Chris Whitley – Soft Dangerous Shores
Texas-born Chris Whitley was initially steeped in pure Americana; who can forget his 1991 debut Living With The Law and its otherworldly evocations of dusty ruralities and big sky country? Since then, though, the National steel virtuoso has traveled the tangents, from jazz to psychedelia to acoustic blues to all-covers sets. He’s even spent the last couple of years living in what used to be East Germany — hardly a cauldron of twang.

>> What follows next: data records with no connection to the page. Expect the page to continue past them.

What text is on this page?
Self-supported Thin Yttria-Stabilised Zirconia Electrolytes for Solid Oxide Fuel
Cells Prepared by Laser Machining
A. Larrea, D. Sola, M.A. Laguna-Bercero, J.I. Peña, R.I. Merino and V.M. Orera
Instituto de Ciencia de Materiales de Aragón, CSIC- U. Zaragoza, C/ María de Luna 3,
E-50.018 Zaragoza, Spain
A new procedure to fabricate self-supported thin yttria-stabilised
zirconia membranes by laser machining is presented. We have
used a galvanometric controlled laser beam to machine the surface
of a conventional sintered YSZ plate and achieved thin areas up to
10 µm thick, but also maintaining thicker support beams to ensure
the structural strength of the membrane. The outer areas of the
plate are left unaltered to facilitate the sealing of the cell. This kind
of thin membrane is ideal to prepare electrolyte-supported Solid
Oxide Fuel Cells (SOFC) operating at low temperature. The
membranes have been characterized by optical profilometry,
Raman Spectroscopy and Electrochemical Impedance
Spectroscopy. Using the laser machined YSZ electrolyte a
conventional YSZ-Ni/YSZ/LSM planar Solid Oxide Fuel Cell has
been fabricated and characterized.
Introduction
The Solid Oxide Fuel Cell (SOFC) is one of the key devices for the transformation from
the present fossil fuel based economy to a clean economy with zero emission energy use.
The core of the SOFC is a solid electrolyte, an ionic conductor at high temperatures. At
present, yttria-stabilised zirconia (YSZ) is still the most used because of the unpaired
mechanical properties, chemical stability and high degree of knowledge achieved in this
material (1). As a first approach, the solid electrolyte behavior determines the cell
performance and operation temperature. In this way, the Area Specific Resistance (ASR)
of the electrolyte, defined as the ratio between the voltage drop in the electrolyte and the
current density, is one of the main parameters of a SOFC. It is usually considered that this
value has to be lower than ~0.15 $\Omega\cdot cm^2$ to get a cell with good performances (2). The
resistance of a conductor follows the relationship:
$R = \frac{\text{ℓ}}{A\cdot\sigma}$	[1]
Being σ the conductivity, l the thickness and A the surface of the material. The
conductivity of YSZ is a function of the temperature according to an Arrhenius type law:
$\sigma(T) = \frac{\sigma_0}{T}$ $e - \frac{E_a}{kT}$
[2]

But momentarily at least, Whitley’s journeys have brought him back to ground zero. Soft Dangerous Shores was produced by his first disc’s producer, Malcolm Burn, and it’s steeped in the same kind of elemental wanderlust that made the earlier set so memorable. The first words you hear him utter are, “Say once before you go, before I’m gone/Two could return where both belong.” As the fever dream that is “Fireroad” unfolds amid atmospheric acoustics, woozy keyboards, and Whitley’s ghostly falsetto, the impression of profound restlessness is inescapable.
That feeling lingers throughout, across the throbbing eroticism of the title track (a nod to French surrealist Andre Breton) and the sinewy blues of “As Day Is Long”, to the synth-strewn impressionism of “Last Million Miles” and the banjo-fueled earthiness of the closing track “Breath Of Shadows”. On the latter, Whitley finds himself in some woman’s bed and muttering, cryptically, “And you travel/Inhalations/Breath of shadows/Last us now till our return.” One imagines Whitley slipping quietly out of that bed, compelled to resume his wandering. For with his musical track record, why would he settle down now?